M. Chen, un ancien docker de Shanghai, avait promis de mettre de l'ordre dans un championnat réputé pour ses dépenses excessives et sa mauvaise gestion. Mais le changement s'est fait attendre et la Chine a échoué à se qualifier pour le Mondial-2022 au Qatar, ce qui a coûté son poste au sélectionneur Li.

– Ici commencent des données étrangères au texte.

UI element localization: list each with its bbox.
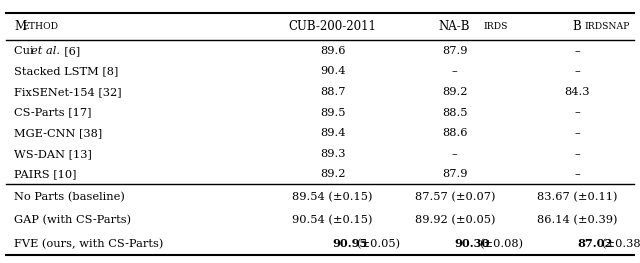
Text: 86.14 (±0.39): 86.14 (±0.39) <box>537 215 618 225</box>
Text: –: – <box>574 46 580 56</box>
Text: 83.67 (±0.11): 83.67 (±0.11) <box>537 191 618 202</box>
Text: 87.02: 87.02 <box>577 238 612 249</box>
Text: –: – <box>574 108 580 118</box>
Text: –: – <box>574 169 580 179</box>
Text: Cui: Cui <box>14 46 37 56</box>
Text: 89.2: 89.2 <box>320 169 346 179</box>
Text: (±0.08): (±0.08) <box>479 239 523 249</box>
Text: FVE (ours, with CS-Parts): FVE (ours, with CS-Parts) <box>14 239 163 249</box>
Text: 88.7: 88.7 <box>320 87 346 97</box>
Text: et al.: et al. <box>31 46 60 56</box>
Text: CUB-200-2011: CUB-200-2011 <box>289 20 376 33</box>
Text: 88.5: 88.5 <box>442 108 468 118</box>
Text: 88.6: 88.6 <box>442 128 468 138</box>
Text: MGE-CNN [38]: MGE-CNN [38] <box>14 128 102 138</box>
Text: (±0.38): (±0.38) <box>601 239 640 249</box>
Text: [6]: [6] <box>56 46 80 56</box>
Text: –: – <box>452 149 458 159</box>
Text: CS-Parts [17]: CS-Parts [17] <box>14 108 92 118</box>
Text: 87.9: 87.9 <box>442 46 468 56</box>
Text: (±0.05): (±0.05) <box>356 239 401 249</box>
Text: 89.92 (±0.05): 89.92 (±0.05) <box>415 215 495 225</box>
Text: 87.57 (±0.07): 87.57 (±0.07) <box>415 191 495 202</box>
Text: PAIRS [10]: PAIRS [10] <box>14 169 76 179</box>
Text: –: – <box>574 128 580 138</box>
Text: 90.54 (±0.15): 90.54 (±0.15) <box>292 215 372 225</box>
Text: 89.6: 89.6 <box>320 46 346 56</box>
Text: –: – <box>452 66 458 76</box>
Text: 90.30: 90.30 <box>455 238 490 249</box>
Text: M: M <box>14 20 26 33</box>
Text: B: B <box>572 20 581 33</box>
Text: No Parts (baseline): No Parts (baseline) <box>14 191 125 202</box>
Text: 90.95: 90.95 <box>333 238 368 249</box>
Text: GAP (with CS-Parts): GAP (with CS-Parts) <box>14 215 131 225</box>
Text: IRDS: IRDS <box>484 22 508 31</box>
Text: ETHOD: ETHOD <box>22 22 58 31</box>
Text: –: – <box>574 66 580 76</box>
Text: IRDSNAP: IRDSNAP <box>584 22 629 31</box>
Text: 89.5: 89.5 <box>320 108 346 118</box>
Text: –: – <box>574 149 580 159</box>
Text: 89.3: 89.3 <box>320 149 346 159</box>
Text: FixSENet-154 [32]: FixSENet-154 [32] <box>14 87 122 97</box>
Text: 89.2: 89.2 <box>442 87 468 97</box>
Text: 89.54 (±0.15): 89.54 (±0.15) <box>292 191 372 202</box>
Text: 84.3: 84.3 <box>564 87 590 97</box>
Text: WS-DAN [13]: WS-DAN [13] <box>14 149 92 159</box>
Text: NA-B: NA-B <box>438 20 470 33</box>
Text: Stacked LSTM [8]: Stacked LSTM [8] <box>14 66 118 76</box>
Text: 89.4: 89.4 <box>320 128 346 138</box>
Text: 90.4: 90.4 <box>320 66 346 76</box>
Text: 87.9: 87.9 <box>442 169 468 179</box>
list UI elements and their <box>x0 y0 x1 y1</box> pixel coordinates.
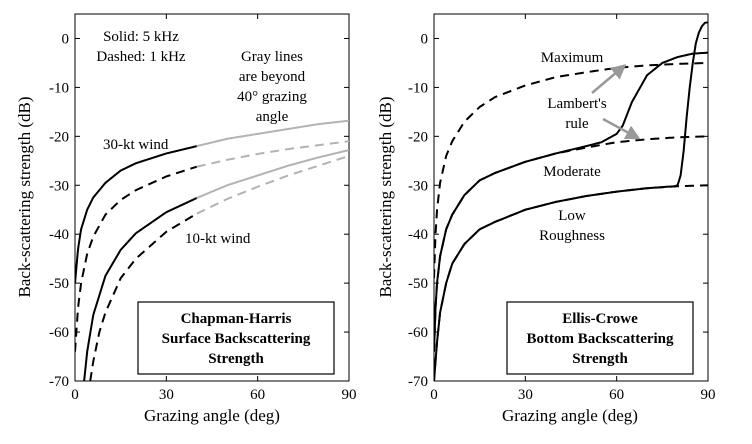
series-30-kt-5khz-beyond-40deg <box>196 119 349 148</box>
left-legend-dashed: Dashed: 1 kHz <box>96 49 185 65</box>
right-box-line2: Bottom Backscattering <box>526 331 674 347</box>
right-box-line1: Ellis-Crowe <box>562 311 638 327</box>
left-note-line2: are beyond <box>239 69 306 85</box>
left-xtick-label: 0 <box>71 387 79 403</box>
left-ylabel: Back-scattering strength (dB) <box>15 96 34 297</box>
left-ytick-label: -30 <box>49 178 69 194</box>
left-note-line3: 40° grazing <box>237 89 307 105</box>
label-maximum: Maximum <box>541 50 604 66</box>
left-note-line4: angle <box>256 109 289 125</box>
right-title-box <box>506 301 694 375</box>
right-series-group <box>434 21 708 381</box>
series-10-kt-1khz-beyond-40deg <box>196 154 349 215</box>
right-xtick-label: 30 <box>518 387 533 403</box>
left-xtick-label: 60 <box>250 387 265 403</box>
left-legend-solid: Solid: 5 kHz <box>103 29 179 45</box>
right-ytick-label: -30 <box>408 178 428 194</box>
lambert-arrow-up <box>591 64 627 94</box>
label-low-line1: Low <box>558 208 586 224</box>
series-low-lambert-line <box>434 21 708 381</box>
right-ytick-label: -50 <box>408 276 428 292</box>
right-axes: 0 30 60 90 0 -10 -20 -30 -40 -50 -60 -70 <box>408 13 716 403</box>
right-box-line3: Strength <box>572 351 628 367</box>
right-ytick-label: -70 <box>408 374 428 390</box>
series-10-kt-5khz-beyond-40deg <box>196 149 349 199</box>
left-ytick-label: -10 <box>49 80 69 96</box>
label-30kt: 30-kt wind <box>103 137 169 153</box>
series-10-kt-1khz-line <box>89 212 198 381</box>
left-ytick-label: -50 <box>49 276 69 292</box>
chart-marks: 0 30 60 900-10-20-30-40-50-60-700 30 60 900-10… <box>49 13 716 403</box>
left-plot-frame <box>74 13 350 382</box>
right-ytick-label: -20 <box>408 129 428 145</box>
left-xlabel: Grazing angle (deg) <box>144 406 280 425</box>
left-title-box <box>137 301 335 375</box>
left-xtick-label: 90 <box>342 387 357 403</box>
series-30-kt-1khz-line <box>75 165 198 352</box>
left-ytick-label: -70 <box>49 374 69 390</box>
right-xtick-label: 0 <box>430 387 438 403</box>
label-low-line2: Roughness <box>539 228 605 244</box>
left-axes: 0 30 60 90 0 -10 -20 -30 -40 -50 -60 -70 <box>49 13 357 403</box>
series-30-kt-1khz-beyond-40deg <box>196 140 349 168</box>
right-ytick-label: 0 <box>421 31 429 47</box>
left-ytick-label: -40 <box>49 227 69 243</box>
right-xtick-label: 90 <box>701 387 716 403</box>
right-panel: Grazing angle (deg) Back-scattering stre… <box>376 50 694 425</box>
left-box-line1: Chapman-Harris <box>181 311 292 327</box>
series-10-kt-5khz-line <box>83 197 198 381</box>
series-moderate-lambert-line <box>434 51 708 352</box>
left-series-group <box>75 119 349 381</box>
left-ytick-label: 0 <box>62 31 70 47</box>
lambert-arrow-down <box>602 117 641 140</box>
label-moderate: Moderate <box>543 164 601 180</box>
right-plot-frame <box>433 13 709 382</box>
right-xlabel: Grazing angle (deg) <box>502 406 638 425</box>
left-ytick-label: -20 <box>49 129 69 145</box>
left-box-line3: Strength <box>208 351 264 367</box>
left-note-line1: Gray lines <box>241 49 303 65</box>
right-ytick-label: -40 <box>408 227 428 243</box>
left-box-line2: Surface Backscattering <box>162 331 311 347</box>
right-ytick-label: -60 <box>408 325 428 341</box>
left-xtick-label: 30 <box>159 387 174 403</box>
label-lambert-line2: rule <box>565 116 589 132</box>
right-ytick-label: -10 <box>408 80 428 96</box>
left-panel: Grazing angle (deg) Back-scattering stre… <box>15 29 335 425</box>
label-lambert-line1: Lambert's <box>547 96 607 112</box>
label-10kt: 10-kt wind <box>185 231 251 247</box>
left-ytick-label: -60 <box>49 325 69 341</box>
series-maximum-line <box>434 61 708 279</box>
right-xtick-label: 60 <box>609 387 624 403</box>
series-30-kt-5khz-line <box>75 145 198 284</box>
right-ylabel: Back-scattering strength (dB) <box>376 96 395 297</box>
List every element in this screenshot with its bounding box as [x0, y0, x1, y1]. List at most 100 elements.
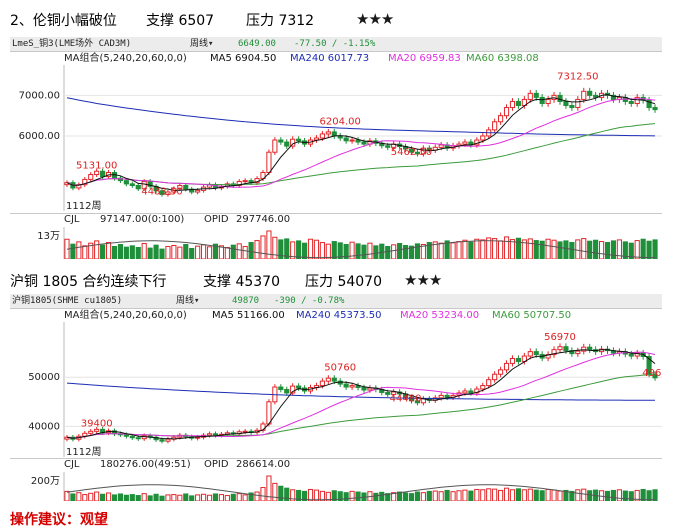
candle-body [236, 180, 242, 187]
candle-body [498, 369, 504, 375]
volume-bar [123, 246, 129, 259]
candle-body [391, 391, 397, 395]
candle-body [652, 107, 658, 111]
candle-body [195, 189, 201, 193]
volume-bar [604, 242, 611, 259]
volume-bar [153, 244, 159, 259]
candle-body [266, 401, 272, 425]
volume-bar [218, 245, 224, 259]
candle-body [628, 353, 634, 357]
candle-body [242, 180, 248, 183]
ma20-line [66, 98, 656, 188]
volume-bar [503, 236, 510, 259]
chart2-vol-label[interactable]: CJL [64, 459, 80, 470]
candle-body [242, 430, 248, 433]
chart2-title: 沪铜 1805 合约连续下行 [10, 274, 167, 290]
candle-body [284, 389, 290, 394]
volume-bar [468, 241, 474, 259]
volume-bar [492, 238, 498, 259]
volume-bar [367, 242, 373, 259]
volume-bar [331, 241, 337, 259]
candle-body [563, 100, 569, 107]
chart2-period-selector[interactable]: 周线▾ [176, 296, 200, 306]
candle-body [165, 438, 171, 442]
volume-bar [420, 492, 426, 501]
candle-body [509, 100, 516, 109]
candle-body [361, 387, 367, 391]
candle-body [581, 90, 587, 100]
volume-bar [593, 239, 599, 259]
y-tick-label: 40000 [28, 421, 60, 432]
candle-body [385, 145, 391, 148]
volume-bar [426, 490, 432, 501]
volume-bar [616, 239, 622, 259]
ma60-line [66, 374, 656, 439]
candle-body [569, 105, 575, 109]
volume-bar [183, 244, 189, 259]
volume-bar [284, 487, 290, 501]
volume-bar [301, 242, 308, 259]
candle-body [492, 121, 498, 131]
volume-axis-label: 200万 [31, 476, 60, 487]
volume-bar [480, 489, 486, 501]
volume-bar [545, 238, 551, 259]
volume-bar [498, 240, 504, 259]
chart2-symbol[interactable]: 沪铜1805(SHME cu1805) [12, 296, 123, 306]
volume-bar [610, 240, 617, 259]
volume-bar [141, 493, 147, 501]
volume-bar [82, 494, 88, 501]
chart1-symbol[interactable]: LmeS_铜3(LME场外 CAD3M) [12, 39, 132, 49]
volume-bar [105, 492, 112, 501]
volume-bar [598, 241, 605, 259]
chart1-vol-label[interactable]: CJL [64, 214, 80, 225]
candle-body [159, 190, 165, 195]
candle-body [129, 435, 135, 439]
price-annotation: 4483.50 [141, 187, 182, 198]
chart2-volume-plot: 200万 [31, 472, 658, 501]
price-annotation: 5462.50 [391, 147, 432, 158]
volume-bar [474, 238, 480, 259]
chart1-ma-label[interactable]: MA组合(5,240,20,60,0,0) [64, 53, 187, 64]
volume-bar [100, 493, 106, 501]
candle-body [206, 433, 213, 436]
chart1-opid-value: 297746.00 [236, 214, 291, 225]
volume-bar [201, 493, 207, 501]
candle-body [361, 141, 367, 145]
candle-body [212, 433, 219, 436]
candle-body [438, 394, 444, 399]
candle-body [64, 436, 70, 440]
volume-bar [278, 485, 284, 501]
volume-bar [153, 493, 159, 501]
candle-body [94, 428, 100, 432]
volume-bar [385, 245, 391, 259]
volume-bar [414, 491, 421, 501]
volume-bar [159, 495, 165, 501]
volume-bar [486, 488, 492, 501]
chart1-rating-stars: ★★★ [356, 10, 394, 28]
volume-bar [165, 245, 171, 259]
volume-bar [557, 241, 563, 259]
candle-body [503, 362, 510, 371]
candle-body [159, 439, 165, 442]
chart2-price-plot: 50000 40000 56970 50760 39400 44480 4966 1112周 [28, 322, 662, 457]
chart2-ma5: MA5 51166.00 [212, 310, 285, 321]
chart2-ma-label[interactable]: MA组合(5,240,20,60,0,0) [64, 310, 187, 321]
volume-bar [604, 490, 611, 501]
candle-body [319, 133, 325, 139]
chart2-volume-legend: CJL 180276.00(49:51) OPID 286614.00 [10, 458, 662, 471]
volume-bar [325, 243, 331, 259]
candle-body [325, 131, 331, 135]
chart1-period-selector[interactable]: 周线▾ [190, 39, 214, 49]
cycle-label: 1112周 [66, 446, 101, 457]
ma240-line [66, 97, 656, 137]
cycle-label: 1112周 [66, 200, 101, 211]
volume-bar [70, 493, 76, 501]
candle-body [444, 394, 450, 398]
candle-body [628, 100, 634, 104]
volume-bar [509, 239, 516, 259]
volume-bar [551, 239, 557, 259]
volume-bar [462, 239, 468, 259]
volume-bar [456, 241, 462, 259]
chart1-panel: LmeS_铜3(LME场外 CAD3M) 周线▾ 6649.00 -77.50 … [10, 37, 662, 259]
volume-bar [337, 242, 343, 259]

La Chine, qui occupe une modeste 79e place au classement mondial de la Fifa -entre la Géorgie et le Honduras- ne s'est qualifiée pour la Coupe du monde qu'une seule fois, en 2002. En Corée du Sud, elle avait perdu ses trois matches, sans inscrire le moindre but.
Après MM. Li et Chen, deux autres hauts responsables de la CFA -Chen Yongliang et Liu Yi- se sont retrouvés sur le gril en janvier.
Aucune des infractions reprochées aux quatre hommes n'a été révélée, et l'Administration générale des sports n'a pas répondu à une demande de commentaire de l'AFP.
Là où l'argent brille...
Le football d'élite en Chine est "super riche par rapport aux autres sports" du pays, explique Ping Wu, maître de conférences en sociologie du sport à l'Université britannique de Bedfordshire.
Et "là où l'argent brille en abondance, la corruption est fréquente. C'est un phénomène universel", rappelle-t-elle.
Mais, avant même la saison actuelle, les clubs chinois avaient renoncé aux dépenses à outrance qui attiraient des joueurs de renom comme les Brésiliens Oscar et Hulk ou encore l'Argentin Carlos Tevez.
Depuis 2020, la politique "zéro Covid" a bouleversé le championnat, vidé les stades et provoqué l'annulation d'événements internationaux comme la Coupe d'Asie, que la Chine devait accueillir.
"De nombreuses équipes se débattent dans des difficultés financières et la plupart ont des arriérés de paiement", explique M. Bi. "C'est un contraste saisissant avec la ruée vers l'or d'il y a sept ou huit ans".
"Le développement du football chinois a atteint un nouveau point bas", affirme-t-il.
Pour Simon Chadwick, professeur à la Skema Business School de Paris, la corruption n'est qu'une composante d'un "problème structurel et systémique beaucoup plus important" dans le football chinois.
Ce problème est "un mélange toxique d'Etat autoritaire et d'entrepreneurs et investisseurs spéculatifs" qui ont tenté de forcer son développement, estime-t-il.
"Les pays mettent normalement des décennies à établir les fondations d'un succès au niveau de l'élite", rappelle-t-il, décrivant l'agitation autour de la corruption comme une "réaction instinctive à un échec à court et moyen terme".
Malgré tout, "la Chine est devenue une grande puissance dans le sponsoring du football", affirme pour sa part Mme Wu, qui s'attend à ce que le pays fasse le ménage dans ce sport, le plus populaire au monde, et redouble d'efforts pour se qualifier au Mondial de 2026, le premier à 48 nations. Avant d'espérer accueillir la compétition.
"L'organisation des Jeux olympiques d'été de Pékin en 2008 et d'hiver en 2022 a permis à la Chine de progresser dans de nombreux sports qui n'étaient pas ses points forts", fait-elle remarquer. "De même, l'accueil de la phase finale de la Coupe du monde favorisera le développement sain du football masculin en Chine."